Wang Chengwei, Salam Muhammad T, Islam Talat, Wenten Madé, Gauderman W James, Gilliland Frank D
Department of Preventive Medicine, Keck School of Medicine, University of Southern California, 1540 Alcazar St, CHP 236, Los Angeles, CA 90033, USA.
Pediatrics. 2008 Jul;122(1):e107-14. doi: 10.1542/peds.2007-3370. Epub 2008 Jun 16.
Associations between single-nucleotide polymorphisms in the beta2-adrenergic receptor gene and asthma and wheeze have been inconsistent. Recent studies indicated that tobacco smoke affects beta2-adrenergic receptor gene expression and associations of beta2-adrenergic receptor gene variants with asthma in adults. We aimed to investigate the joint effects of in utero and childhood secondhand tobacco smoke exposure and 2 well-characterized functional single-nucleotide polymorphisms (Arg16Gly and Glu27Gln) of beta2-adrenergic receptor gene on asthma and wheezing in 3128 non-Hispanic and Hispanic white children of the Children's Health Study.
We fitted logistic regression models to estimate odds ratios and 95% confidence intervals for the independent and joint effects of these single-nucleotide polymorphisms and in utero and secondhand tobacco smoke exposure on asthma and wheeze outcomes.

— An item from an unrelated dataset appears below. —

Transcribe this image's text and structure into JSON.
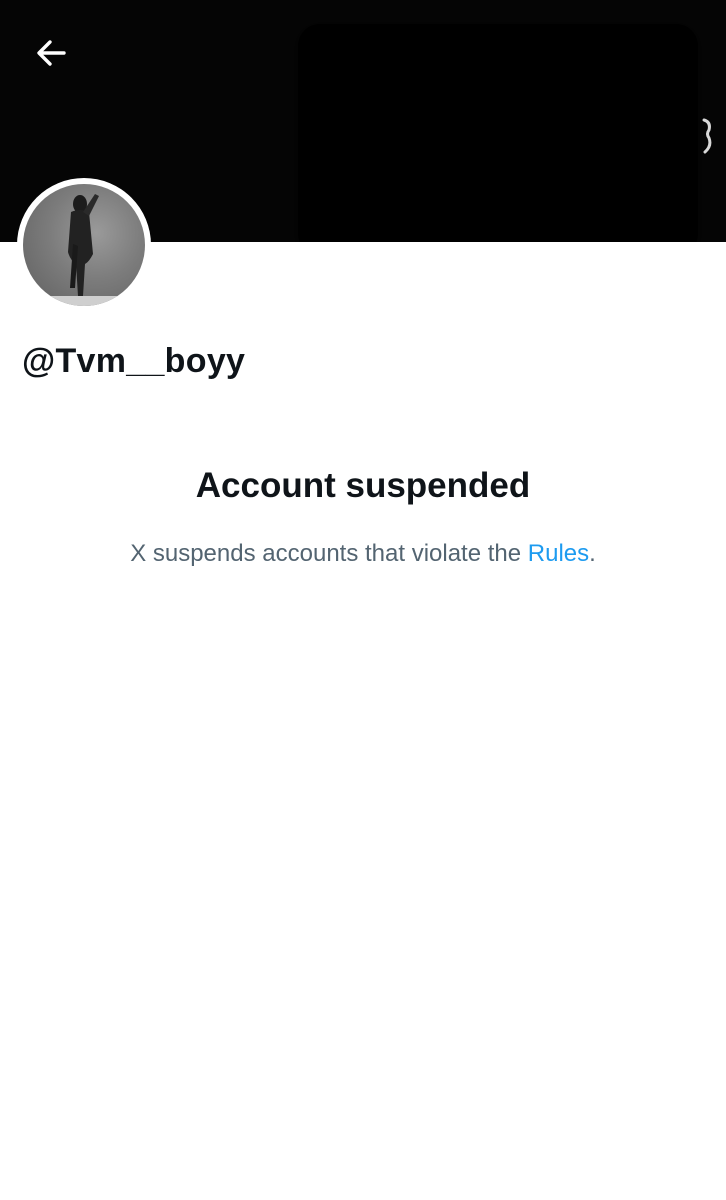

Exposures to in utero maternal smoking and secondhand tobacco smoke were associated with wheezing. Children who were homozygous for the Arg16 allele and were exposed to maternal smoking in utero were at a threefold increased risk for lifetime wheeze compared with children who were unexposed and had at least 1 Gly16 allele. We found similar joint effects of secondhand tobacco smoke and Arg16Gly with wheezing. The risk for lifetime, current, and nocturnal wheeze increased with the number of smokers at home among Arg16 homozygous children. The results were consistent in 2 cohorts of children recruited in 1993 and 1996. Diplotype-based analyses were consistent with the single-nucleotide polymorphism-specific results. No associations were found for Glu27Gln.
Both in utero and childhood exposure to tobacco smoke were associated with an increased risk for wheeze in children, and the risks were greater for children with the Arg16Arg genotype or 2 copies of the Arg16-Gln27 diplotype. Exposures to smoking need to be taken into account when evaluating the effects of beta2-adrenergic receptor gene variants on respiratory health outcomes.
β2 - 肾上腺素能受体基因单核苷酸多态性与哮喘及喘息之间的关联一直存在争议。近期研究表明,烟草烟雾会影响β2 - 肾上腺素能受体基因表达以及该基因变异与成人哮喘的关联。我们旨在研究子宫内及儿童期二手烟草烟雾暴露与β2 - 肾上腺素能受体基因的2个特征明确的功能性单核苷酸多态性(Arg16Gly和Glu27Gln)对儿童健康研究中3128名非西班牙裔和西班牙裔白人儿童哮喘及喘息的联合影响。
我们采用逻辑回归模型来估计这些单核苷酸多态性以及子宫内和二手烟草烟雾暴露对哮喘及喘息结局的独立和联合影响的比值比及95%置信区间。
子宫内母亲吸烟及二手烟草烟雾暴露与喘息相关。与未暴露且至少有1个Gly16等位基因的儿童相比,携带Arg16等位基因纯合子且在子宫内暴露于母亲吸烟的儿童终生喘息风险增加了两倍。我们发现二手烟草烟雾和Arg16Gly与喘息有类似的联合效应。在Arg16纯合子儿童中,终生、当前及夜间喘息风险随家中吸烟者数量增加而升高。1993年和1996年招募的2组儿童的结果一致。基于双倍型的分析与单核苷酸多态性特异性结果一致。未发现Glu27Gln有相关性。
子宫内及儿童期接触烟草烟雾均与儿童喘息风险增加相关,对于Arg16Arg基因型或Arg16 - Gln27双倍型2拷贝的儿童,风险更高。在评估β2 - 肾上腺素能受体基因变异对呼吸健康结局的影响时,需要考虑吸烟暴露情况。